For a few months when she was young, Blu Hunt’s grandmother lived with her and her father in Sacramento, California.
Her father and grandmother didn’t always get along, and Hunt rarely saw her grandmother, who lived on South Dakota’s Pine Ridge Reservation.
But for those few months that her grandmother lived with them, she taught Hunt about the culture of her people, the Oglala Lakota.
“She would speak to me in Lakota,” Hunt said. “It was a time I got to know her the most.”
Today, the 25-year-old woman is an actress, and her first full-length film, “The New Mutants,” opened in theaters across America on Friday. In the new Marvel movie, Hunt plays Dani Moonstar, a young Cheyenne woman who is seeking to understand her powers while surrounded by young people like her.
Directed by Josh Boone, the film is about four young mutants being held in an isolated hospital for psychiatric monitoring.
Dr. Cecilia Reyes (Alice Braga) struggles to teach them to rein in their mutant abilities, but when Moonstar is admitted into the hospital, strange occurrences begin to take place. The patients are plagued by hallucinations and flashbacks, and their abilities and friendships are tested as they fight to make it out alive.
The storyline is taken from the Demon Bear saga featured in “The New Mutants” comic book and revolves around Moonstar confronting her demons, figuratively and literally, while the rest of the patients fight to survive and save Moonstar’s life.
In “The New Mutants,” Hunt’s character is the sole survivor of a mysterious disaster that decimated her people's reservation.

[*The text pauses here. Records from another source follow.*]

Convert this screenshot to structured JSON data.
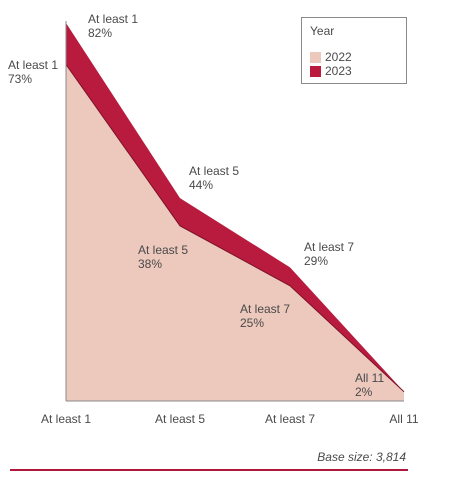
{
  "chart_data": {
    "type": "area",
    "categories": [
      "At least 1",
      "At least 5",
      "At least 7",
      "All 11"
    ],
    "series": [
      {
        "name": "2022",
        "values": [
          73,
          38,
          25,
          2
        ],
        "color": "#ecc8bd",
        "point_labels": [
          [
            "At least 1",
            "73%"
          ],
          [
            "At least 5",
            "38%"
          ],
          [
            "At least 7",
            "25%"
          ],
          [
            "All 11",
            "2%"
          ]
        ]
      },
      {
        "name": "2023",
        "values": [
          82,
          44,
          29,
          2
        ],
        "color": "#b81b3e",
        "point_labels": [
          [
            "At least 1",
            "82%"
          ],
          [
            "At least 5",
            "44%"
          ],
          [
            "At least 7",
            "29%"
          ]
        ]
      }
    ],
    "ylim": [
      0,
      82
    ],
    "legend": {
      "title": "Year",
      "position": "top-right"
    },
    "grid": false
  },
  "footer": {
    "base_size": "Base size: 3,814"
  },
  "colors": {
    "axis": "#8a8a8a",
    "text": "#4a4a4a",
    "accent_rule": "#b0173a"
  }
}
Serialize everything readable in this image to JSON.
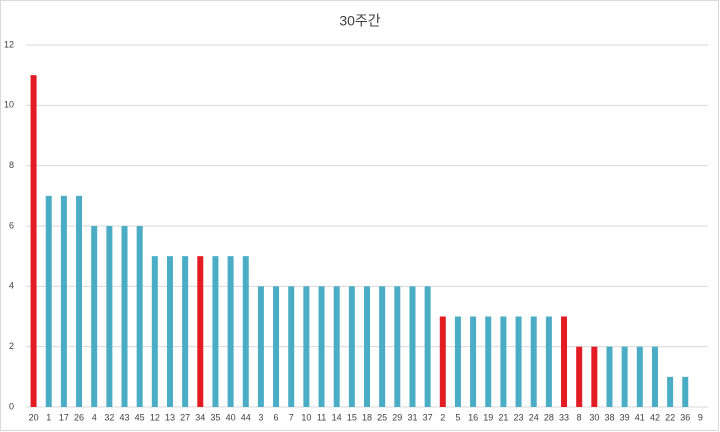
{
  "chart_data": {
    "type": "bar",
    "title": "30주간",
    "categories": [
      "20",
      "1",
      "17",
      "26",
      "4",
      "32",
      "43",
      "45",
      "12",
      "13",
      "27",
      "34",
      "35",
      "40",
      "44",
      "3",
      "6",
      "7",
      "10",
      "11",
      "14",
      "15",
      "18",
      "25",
      "29",
      "31",
      "37",
      "2",
      "5",
      "16",
      "19",
      "21",
      "23",
      "24",
      "28",
      "33",
      "8",
      "30",
      "38",
      "39",
      "41",
      "42",
      "22",
      "36",
      "9"
    ],
    "values": [
      11,
      7,
      7,
      7,
      6,
      6,
      6,
      6,
      5,
      5,
      5,
      5,
      5,
      5,
      5,
      4,
      4,
      4,
      4,
      4,
      4,
      4,
      4,
      4,
      4,
      4,
      4,
      3,
      3,
      3,
      3,
      3,
      3,
      3,
      3,
      3,
      2,
      2,
      2,
      2,
      2,
      2,
      1,
      1,
      0
    ],
    "colors": [
      "#e31b23",
      "#4bacc6",
      "#4bacc6",
      "#4bacc6",
      "#4bacc6",
      "#4bacc6",
      "#4bacc6",
      "#4bacc6",
      "#4bacc6",
      "#4bacc6",
      "#4bacc6",
      "#e31b23",
      "#4bacc6",
      "#4bacc6",
      "#4bacc6",
      "#4bacc6",
      "#4bacc6",
      "#4bacc6",
      "#4bacc6",
      "#4bacc6",
      "#4bacc6",
      "#4bacc6",
      "#4bacc6",
      "#4bacc6",
      "#4bacc6",
      "#4bacc6",
      "#4bacc6",
      "#e31b23",
      "#4bacc6",
      "#4bacc6",
      "#4bacc6",
      "#4bacc6",
      "#4bacc6",
      "#4bacc6",
      "#4bacc6",
      "#e31b23",
      "#e31b23",
      "#e31b23",
      "#4bacc6",
      "#4bacc6",
      "#4bacc6",
      "#4bacc6",
      "#4bacc6",
      "#4bacc6",
      "#4bacc6"
    ],
    "ylim": [
      0,
      12
    ],
    "yticks": [
      0,
      2,
      4,
      6,
      8,
      10,
      12
    ],
    "grid": true
  }
}
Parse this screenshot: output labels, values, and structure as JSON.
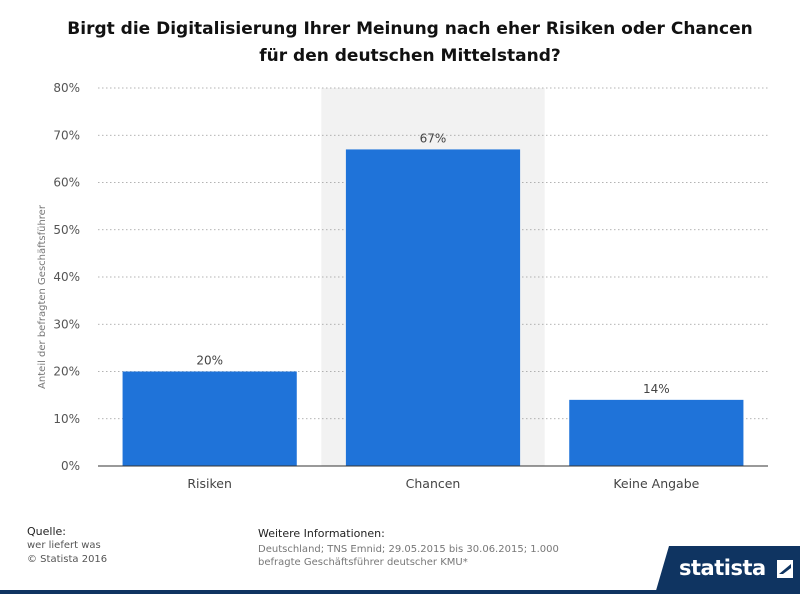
{
  "chart_data": {
    "type": "bar",
    "title": "Birgt die Digitalisierung Ihrer Meinung nach eher Risiken oder Chancen für den deutschen Mittelstand?",
    "ylabel": "Anteil der befragten Geschäftsführer",
    "xlabel": "",
    "categories": [
      "Risiken",
      "Chancen",
      "Keine Angabe"
    ],
    "values": [
      20,
      67,
      14
    ],
    "value_labels": [
      "20%",
      "67%",
      "14%"
    ],
    "ylim": [
      0,
      80
    ],
    "yticks": [
      0,
      10,
      20,
      30,
      40,
      50,
      60,
      70,
      80
    ],
    "ytick_labels": [
      "0%",
      "10%",
      "20%",
      "30%",
      "40%",
      "50%",
      "60%",
      "70%",
      "80%"
    ],
    "highlight_category": "Chancen",
    "grid": true,
    "bar_color": "#1f73d9",
    "highlight_color": "#f2f2f2"
  },
  "source": {
    "heading": "Quelle:",
    "lines": [
      "wer liefert was",
      "© Statista 2016"
    ]
  },
  "info": {
    "heading": "Weitere Informationen:",
    "text": "Deutschland; TNS Emnid; 29.05.2015 bis 30.06.2015; 1.000 befragte Geschäftsführer deutscher KMU*"
  },
  "brand": {
    "wordmark": "statista",
    "color": "#0f3461"
  }
}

She doesn’t understand her powers, which threaten her and those around her, and her arrival brings strange visions and nightmares to life for the other residents.
The film features a cast of up-and-coming actors and actresses, including Maisie Williams of “Game of Thrones” fame and Anya Taylor-Joy from “The Witch,” “Split” and “Glass.” Williams plays Rahne Sinclair, a religious Scot who transforms into the Wolfsbane, and Taylor-Joy embodies the Illyana Rasputin/Magik, who exists on the boundaries of good and evil, innocence and corruption.
The film also features Charlie Heaton of the television series “Stranger Things,” whose character Cannonball has the ability to project himself through the air at incredibly fast speeds.
Hunt appeared in the CW horror fantasy series “The Originals.” She attended the American Academy of Dramatic Arts in Los Angeles, where she starred as Vera in the play “A Month in the Country.” Since filming ended for “The New Mutants,” Hunt has starred in the Netflix series “Another Life” and recently appeared on the ABC hit series “Stumptown.”
She is currently set to star in the film “Fathers & Prophets,” based on the Dave Eggers novel, which is slated to start production later this year.
In an interview with Indianz.Com, Hunt said she prepared for the role of Moonstar with an acting coach, who worked with her on dialogue and put her through what she described as “crazy physical training.”
She said her work on “The Originals” took her to Atlanta and forced her to travel outside of California for the first time in her life.
“I didn’t get to have a jet-setter life growing up at all,” she said.